Several of Nelson city council’s resolutions will deal with the upper levels of government eradicating or tightening the loopholes for large corporations operating in B.C.

The city is wearing its heart on its sleeve when it comes to provincial resolutions.

Several of Nelson city council’s resolutions — to be submitted at the next annual regional municipality meeting in April — will deal with the upper levels of government eradicating or tightening the loopholes for large corporations operating in B.C.

The first resolution — put forward by Coun. Brittny Anderson — asked the federal government to close federal corporate tax loopholes to fund climate-related adaptation and mitigation.

In the background for the resolution, Anderson noted that municipalities across Canada were struggling with downloading of costs relating to services, infrastructure and housing.

In addition, local governments were forced to compete for grants to pay for projects, putting communities in competition with each other, instead of collaboration.

“Municipalities have limited progressive ways to increase our tax revenue and are reluctant to increase property taxes or sell public assets to do the necessary work, despite our need to reinvest in aging infrastructure and ensure people in our community have adequate supports,” she wrote. 

“We are unable to tax corporations or particularly affluent segments of our communities; however, even if we could, this would not provide much funding for low income and remote communities that do not house those entities.”

She pointed to a Canada Revenue Agency report from 2019 that illustrated the fact Canadian corporations in 2014 paid up to $11.4 billion less than they should have.

That contrasted with most local governments having to increase property taxes to fund planning, infrastructure and other necessary projects within their communities.

“Closing tax loopholes for corporations and redistribution of those funds to local governments and indigenous communities would provide that funding, and currently it is owed to the people of Canada,” Coun. Anderson said in her resolution background.

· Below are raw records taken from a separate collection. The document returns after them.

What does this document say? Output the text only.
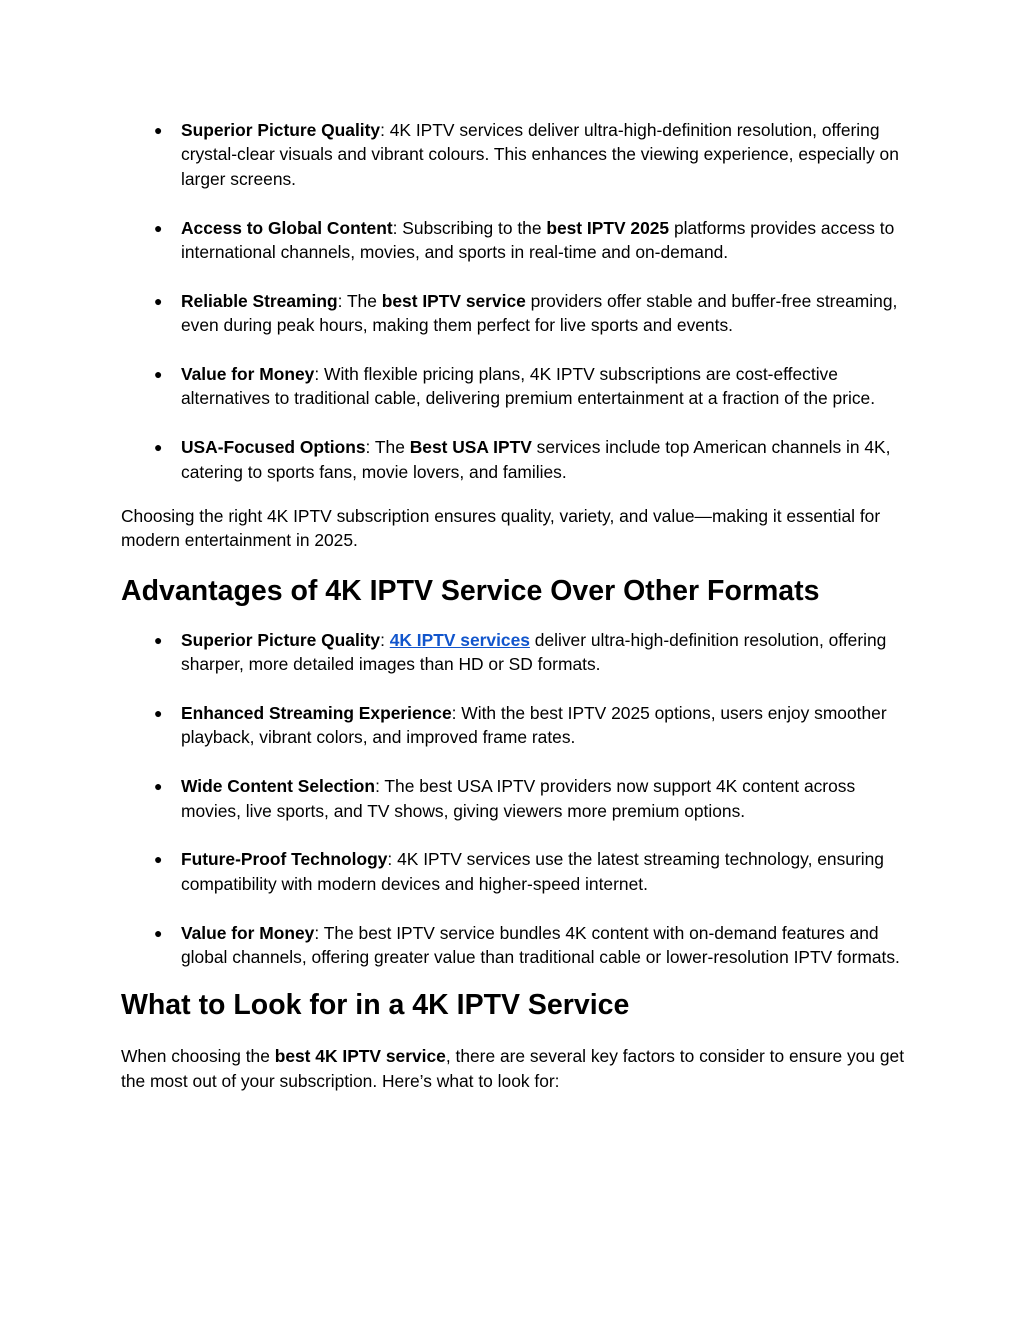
● Superior Picture Quality: 4K IPTV services deliver ultra-high-definition resolution, offering crystal-clear visuals and vibrant colours. This enhances the viewing experience, especially on larger screens.
● Access to Global Content: Subscribing to the best IPTV 2025 platforms provides access to international channels, movies, and sports in real-time and on-demand.
● Reliable Streaming: The best IPTV service providers offer stable and buffer-free streaming, even during peak hours, making them perfect for live sports and events.
● Value for Money: With flexible pricing plans, 4K IPTV subscriptions are cost-effective alternatives to traditional cable, delivering premium entertainment at a fraction of the price.
● USA-Focused Options: The Best USA IPTV services include top American channels in 4K, catering to sports fans, movie lovers, and families.

Choosing the right 4K IPTV subscription ensures quality, variety, and value—making it essential for modern entertainment in 2025.

Advantages of 4K IPTV Service Over Other Formats
● Superior Picture Quality: 4K IPTV services deliver ultra-high-definition resolution, offering sharper, more detailed images than HD or SD formats.
● Enhanced Streaming Experience: With the best IPTV 2025 options, users enjoy smoother playback, vibrant colors, and improved frame rates.
● Wide Content Selection: The best USA IPTV providers now support 4K content across movies, live sports, and TV shows, giving viewers more premium options.
● Future-Proof Technology: 4K IPTV services use the latest streaming technology, ensuring compatibility with modern devices and higher-speed internet.
● Value for Money: The best IPTV service bundles 4K content with on-demand features and global channels, offering greater value than traditional cable or lower-resolution IPTV formats.
What to Look for in a 4K IPTV Service

When choosing the best 4K IPTV service, there are several key factors to consider to ensure you get the most out of your subscription. Here’s what to look for:
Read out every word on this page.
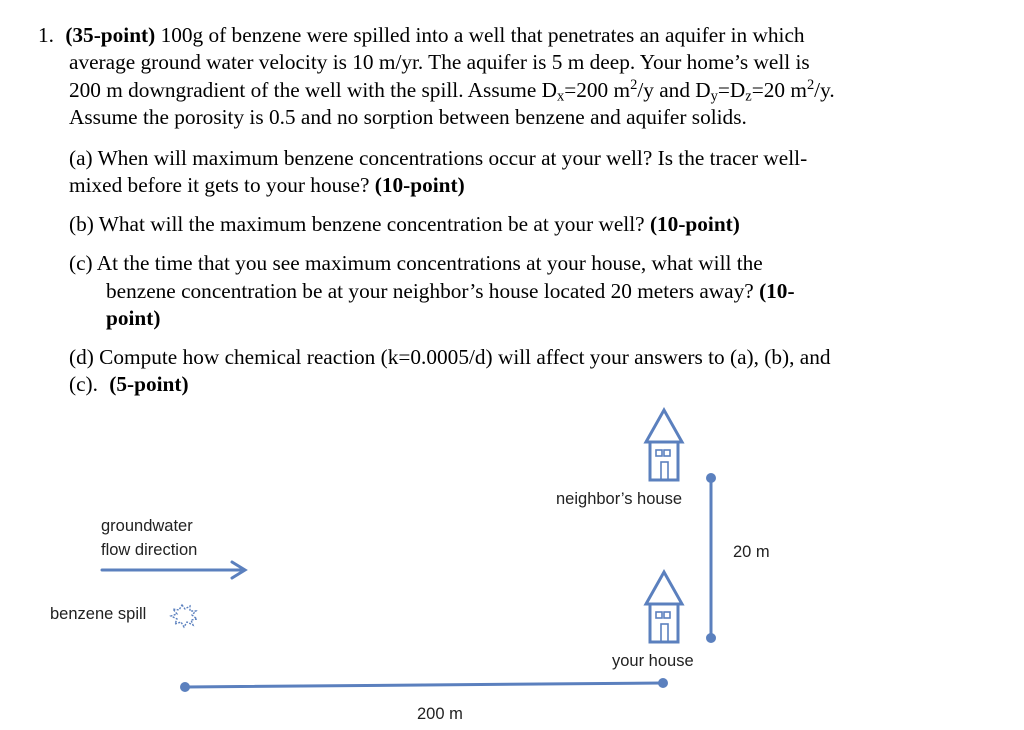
1. (35-point) 100g of benzene were spilled into a well that penetrates an aquifer in which
average ground water velocity is 10 m/yr. The aquifer is 5 m deep. Your home’s well is
200 m downgradient of the well with the spill. Assume $D_x=200$ $m^2/y$ and $D_y=D_z=20$ $m^2/y$.
Assume the porosity is 0.5 and no sorption between benzene and aquifer solids.
(a) When will maximum benzene concentrations occur at your well? Is the tracer well-
mixed before it gets to your house? (10-point)
(b) What will the maximum benzene concentration be at your well? (10-point)
(c) At the time that you see maximum concentrations at your house, what will the
benzene concentration be at your neighbor’s house located 20 meters away? (10-
point)
(d) Compute how chemical reaction (k=0.0005/d) will affect your answers to (a), (b), and
(c). (5-point)
groundwater
flow direction
benzene spill
neighbor’s house
your house
20 m
200 m
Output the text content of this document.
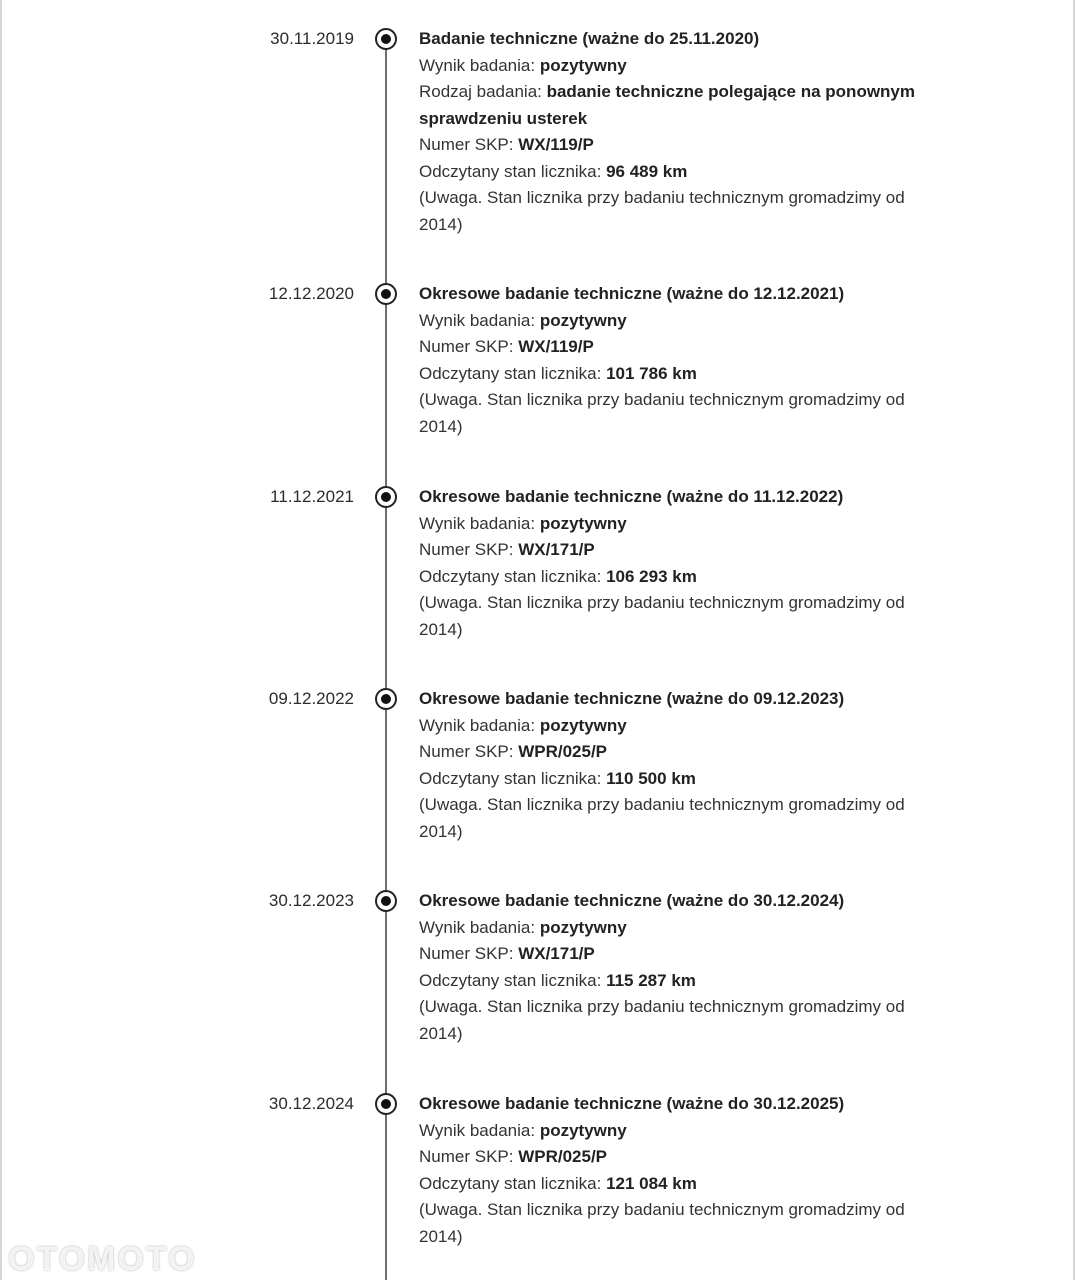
30.11.2019	Badanie techniczne (ważne do 25.11.2020)
Wynik badania: pozytywny
Rodzaj badania: badanie techniczne polegające na ponownym sprawdzeniu usterek
Numer SKP: WX/119/P
Odczytany stan licznika: 96 489 km
(Uwaga. Stan licznika przy badaniu technicznym gromadzimy od 2014)
12.12.2020	Okresowe badanie techniczne (ważne do 12.12.2021)
Wynik badania: pozytywny
Numer SKP: WX/119/P
Odczytany stan licznika: 101 786 km
(Uwaga. Stan licznika przy badaniu technicznym gromadzimy od 2014)
11.12.2021	Okresowe badanie techniczne (ważne do 11.12.2022)
Wynik badania: pozytywny
Numer SKP: WX/171/P
Odczytany stan licznika: 106 293 km
(Uwaga. Stan licznika przy badaniu technicznym gromadzimy od 2014)
09.12.2022	Okresowe badanie techniczne (ważne do 09.12.2023)
Wynik badania: pozytywny
Numer SKP: WPR/025/P
Odczytany stan licznika: 110 500 km
(Uwaga. Stan licznika przy badaniu technicznym gromadzimy od 2014)
30.12.2023	Okresowe badanie techniczne (ważne do 30.12.2024)
Wynik badania: pozytywny
Numer SKP: WX/171/P
Odczytany stan licznika: 115 287 km
(Uwaga. Stan licznika przy badaniu technicznym gromadzimy od 2014)
30.12.2024	Okresowe badanie techniczne (ważne do 30.12.2025)
Wynik badania: pozytywny
Numer SKP: WPR/025/P
Odczytany stan licznika: 121 084 km
(Uwaga. Stan licznika przy badaniu technicznym gromadzimy od 2014)
OTOMOTO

The second resolution dealt with emergency management, namely, personal accountability in emergency preparedness. The issue was briefly discussed by city council at the Jan. 13 regular council meeting.

“As the province moves towards modernizing the Emergency Program Act which set out the responsibilities of the province and of local authorities related to emergency preparedness, response and recovery, it is equally important for the province to emphasize and address the importance of personal accountability,” noted a city staff report to council on the resolution.

“Helping communities understand the risks they face, and informing individuals about what they can do to be prepared in the event of an emergency is vital to emergency preparedness.”

Part of that help includes having emergency “grab and go” bags prepared, and maintaining evacuation plans.

Further afield

A second resolution was submitted by Coun. Anderson but it was regarding natural solutions to “climate-relate adaptation and mitigation” for submission to the Federation of Canadian Municipalities.